It was discouraging to learn overnight about an airman being discharged from the military under “Don’t Ask, Don’t Tell.” After all, DADT repeal is well underway, and it seemed unreasonable that the Obama administration would throw qualified service-members out of the military for being gay so close to the policy’s official end. The news sparked another round of criticism from the gay-rights community of the White House.
The truth, however, is a little more complicated.
Air Force officials confirmed that an unidentified airman was dismissed under the “don’t ask, don’t tell” law earlier this year, the first such firing since defense officials effectively put a moratorium on the law in October.
However, service officials emphasized the move came at the request of the airman, who requested to be released from military service despite the imminent repeal of the law banning openly gay troops.
“In this instance, the airman first class made a statement that he was a homosexual,” Air Force spokesman Maj. Joel Harper said Friday. “After making the statement but prior to the commander initiating separation action, the airman wrote the secretary of the Air Force asking to be separated.
“After the separation action was initiated, the individual was informed of the current status of the repeal of ‘don’t ask, don’t tell,’ and he reaffirmed to the [Air Force secretary] that he desired his separation action be expeditiously processed.”

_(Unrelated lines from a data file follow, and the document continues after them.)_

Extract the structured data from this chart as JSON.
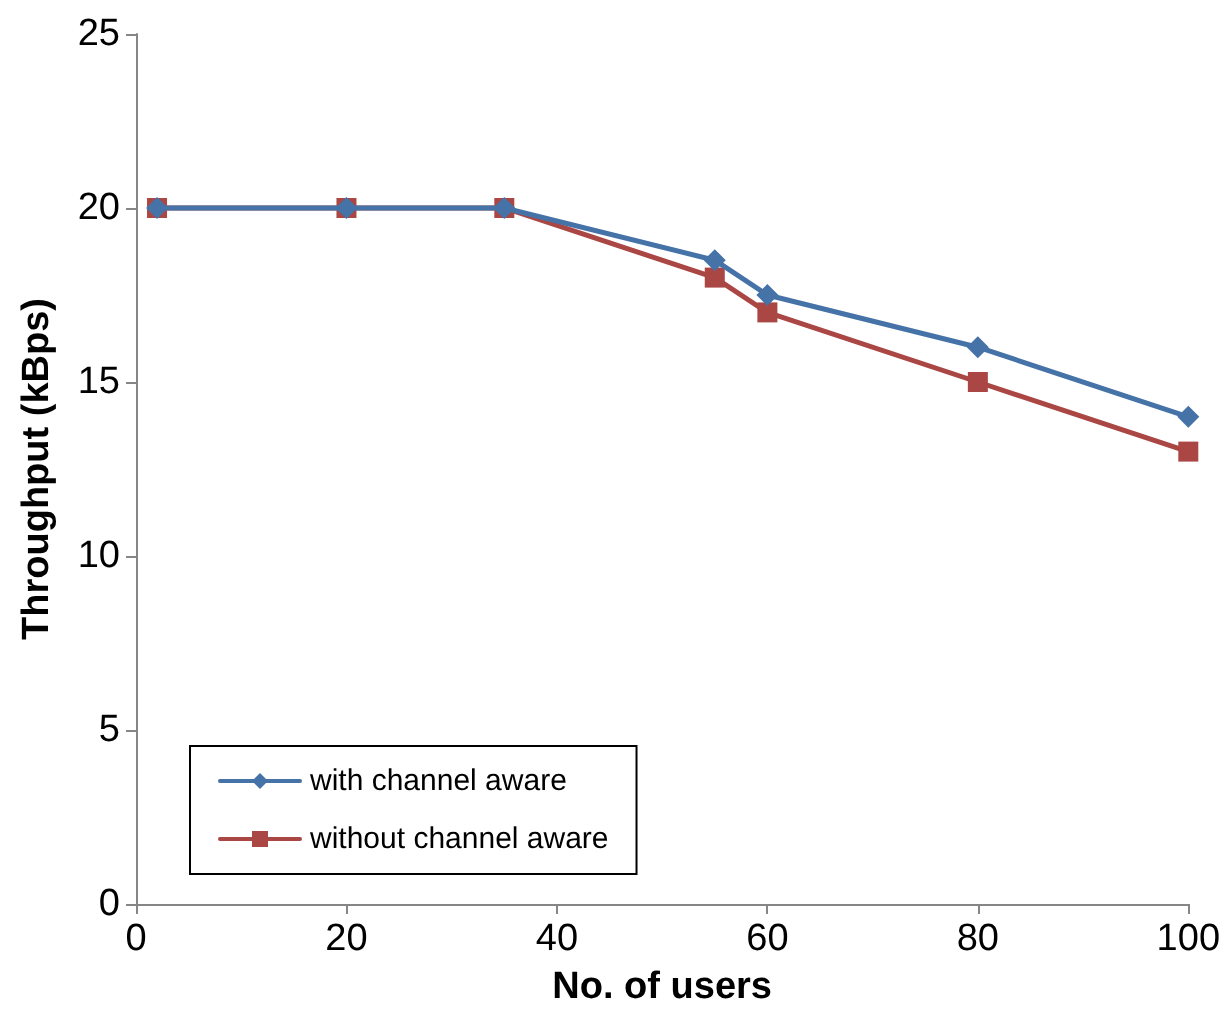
{
  "chart_data": {
    "type": "line",
    "xlabel": "No. of users",
    "ylabel": "Throughput (kBps)",
    "xlim": [
      0,
      100
    ],
    "xticks": [
      0,
      20,
      40,
      60,
      80,
      100
    ],
    "ylim": [
      0,
      25
    ],
    "yticks": [
      0,
      5,
      10,
      15,
      20,
      25
    ],
    "grid": false,
    "legend": "bottom left",
    "series": [
      {
        "name": "with channel aware",
        "color": "#4572a7",
        "marker": "diamond",
        "x": [
          2,
          20,
          35,
          55,
          60,
          80,
          100
        ],
        "values": [
          20,
          20,
          20,
          18.5,
          17.5,
          16,
          14
        ]
      },
      {
        "name": "without channel aware",
        "color": "#aa4643",
        "marker": "square",
        "x": [
          2,
          20,
          35,
          55,
          60,
          80,
          100
        ],
        "values": [
          20,
          20,
          20,
          18,
          17,
          15,
          13
        ]
      }
    ]
  }
}
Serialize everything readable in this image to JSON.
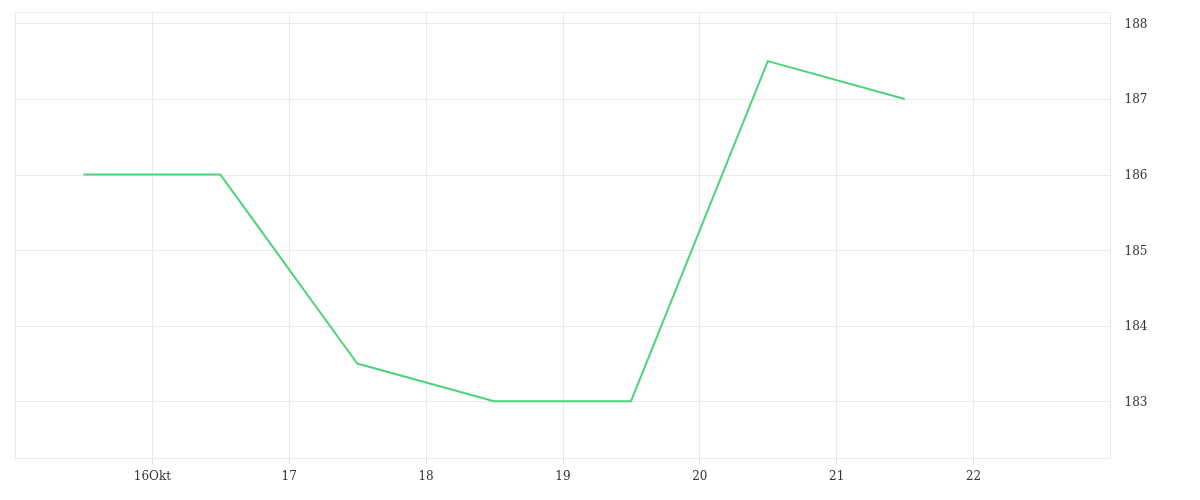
{
  "chart_data": {
    "type": "line",
    "x": [
      15.5,
      16.5,
      17.5,
      18.5,
      19.5,
      20.5,
      21.5
    ],
    "series": [
      {
        "color": "#4cd37b",
        "values": [
          186,
          186,
          183.5,
          183,
          183,
          187.5,
          187
        ]
      }
    ],
    "xlim": [
      15,
      23
    ],
    "xticks": [
      {
        "value": 16,
        "label": "16Okt"
      },
      17,
      18,
      19,
      20,
      21,
      22
    ],
    "ylim": [
      182.25,
      188.15
    ],
    "yticks": [
      183,
      184,
      185,
      186,
      187,
      188
    ],
    "grid": true,
    "marker": "none",
    "line_style": "solid"
  }
}
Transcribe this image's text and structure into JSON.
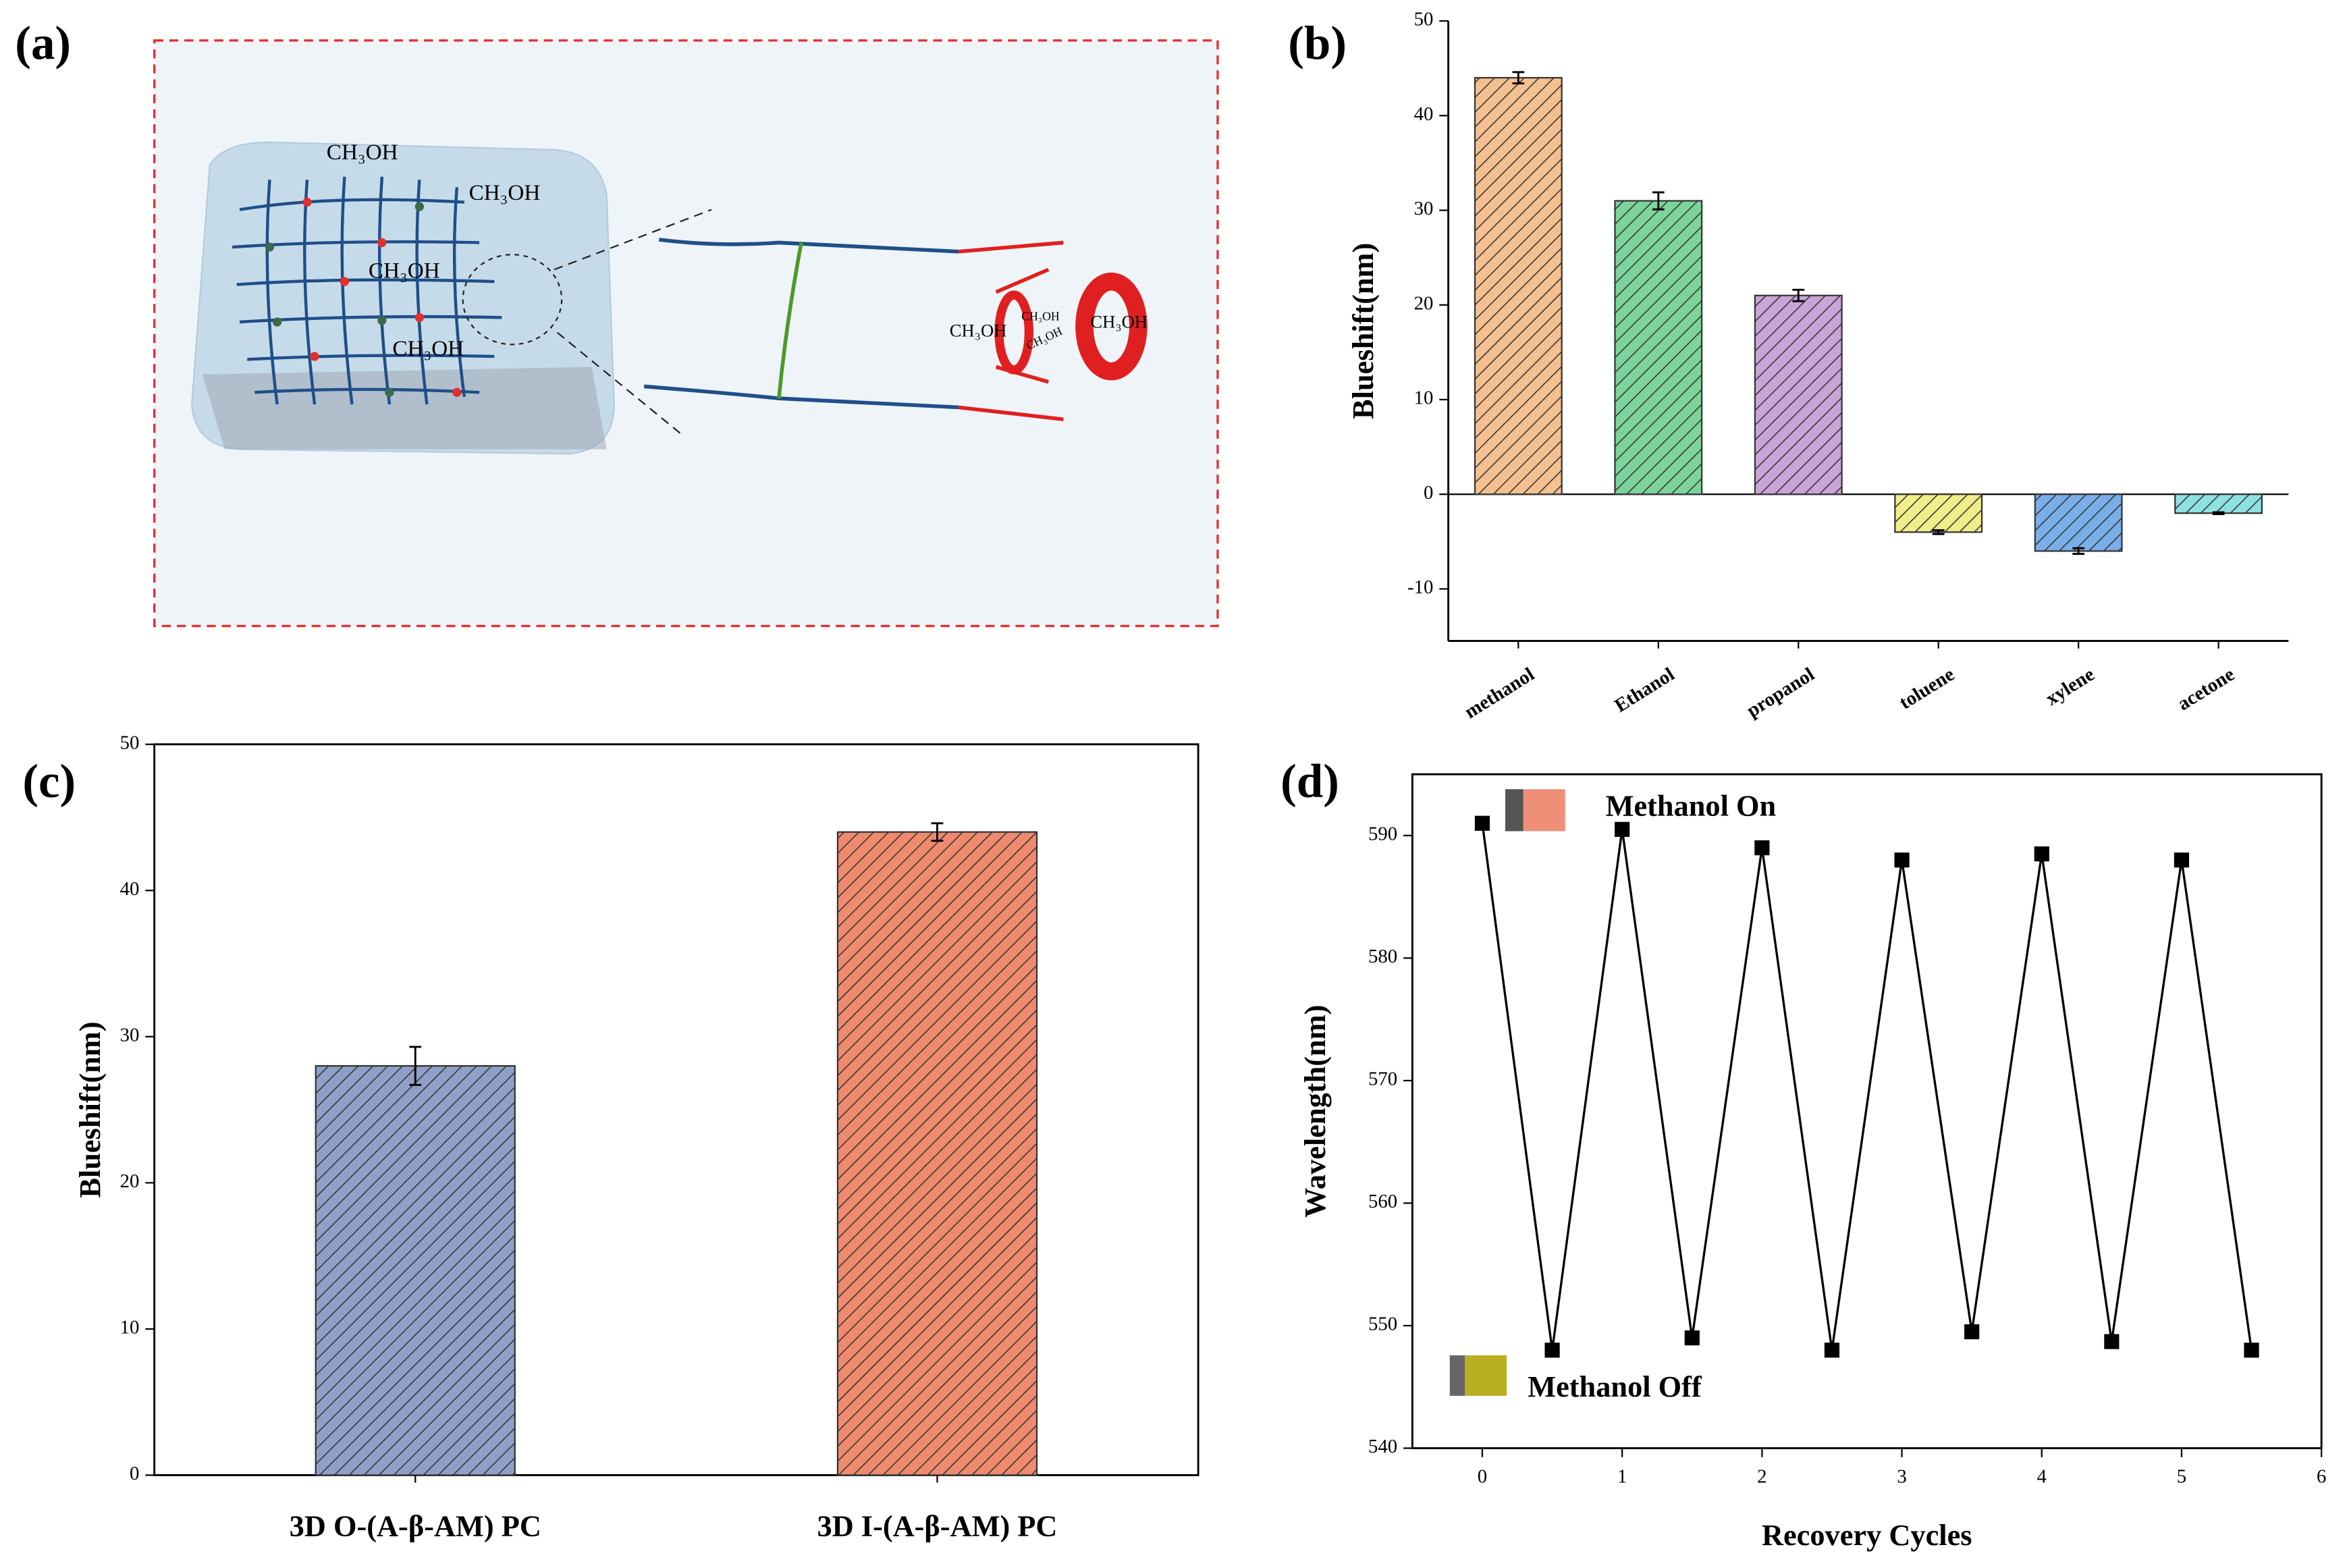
{
  "diagram": {
    "label": "(a)",
    "texts": [
      "CH₃OH",
      "CH₃OH",
      "CH₃OH",
      "CH₃OH",
      "CH₃OH",
      "CH₃OH",
      "CH₃OH",
      "CH₃OH"
    ]
  },
  "chart_data": [
    {
      "type": "bar",
      "label": "(b)",
      "ylabel": "Blueshift(nm)",
      "categories": [
        "methanol",
        "Ethanol",
        "propanol",
        "toluene",
        "xylene",
        "acetone"
      ],
      "values": [
        44,
        31,
        21,
        -4,
        -6,
        -2
      ],
      "errors": [
        0.6,
        0.9,
        0.6,
        0.2,
        0.3,
        0.1
      ],
      "colors": [
        "#f5c08f",
        "#7dd49a",
        "#c9a4d6",
        "#f0ee8a",
        "#7aaee8",
        "#8fe0e0"
      ],
      "ylim": [
        -15.5,
        50
      ],
      "yticks": [
        -10,
        0,
        10,
        20,
        30,
        40,
        50
      ],
      "hatch": true
    },
    {
      "type": "bar",
      "label": "(c)",
      "ylabel": "Blueshift(nm)",
      "categories": [
        "3D O-(A-β-AM) PC",
        "3D I-(A-β-AM) PC"
      ],
      "values": [
        28,
        44
      ],
      "errors": [
        1.3,
        0.6
      ],
      "colors": [
        "#8fa0c8",
        "#f08a6e"
      ],
      "ylim": [
        0,
        50
      ],
      "yticks": [
        0,
        10,
        20,
        30,
        40,
        50
      ],
      "hatch": true
    },
    {
      "type": "line",
      "label": "(d)",
      "xlabel": "Recovery Cycles",
      "ylabel": "Wavelength(nm)",
      "annotations": [
        "Methanol On",
        "Methanol Off"
      ],
      "x": [
        0,
        0.5,
        1,
        1.5,
        2,
        2.5,
        3,
        3.5,
        4,
        4.5,
        5,
        5.5
      ],
      "values": [
        591,
        548,
        590.5,
        549,
        589,
        548,
        588,
        549.5,
        588.5,
        548.7,
        588,
        548
      ],
      "color": "#000000",
      "xlim": [
        -0.5,
        6
      ],
      "xticks": [
        0,
        1,
        2,
        3,
        4,
        5,
        6
      ],
      "ylim": [
        540,
        595
      ],
      "yticks": [
        540,
        550,
        560,
        570,
        580,
        590
      ]
    }
  ]
}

By all appearances, this airman, for whatever reason, simply wanted out of the military. He was offered a chance to keep serving, and asked to be removed anyway. Indeed, since October, this one individual is literally the only person to have been dismissed from the military because of sexual orientation.
Clearly, the sooner the DADT policy is brought to an official end, the better. But to characterize this incident as a betrayal from the administration appears to be an unfair criticism.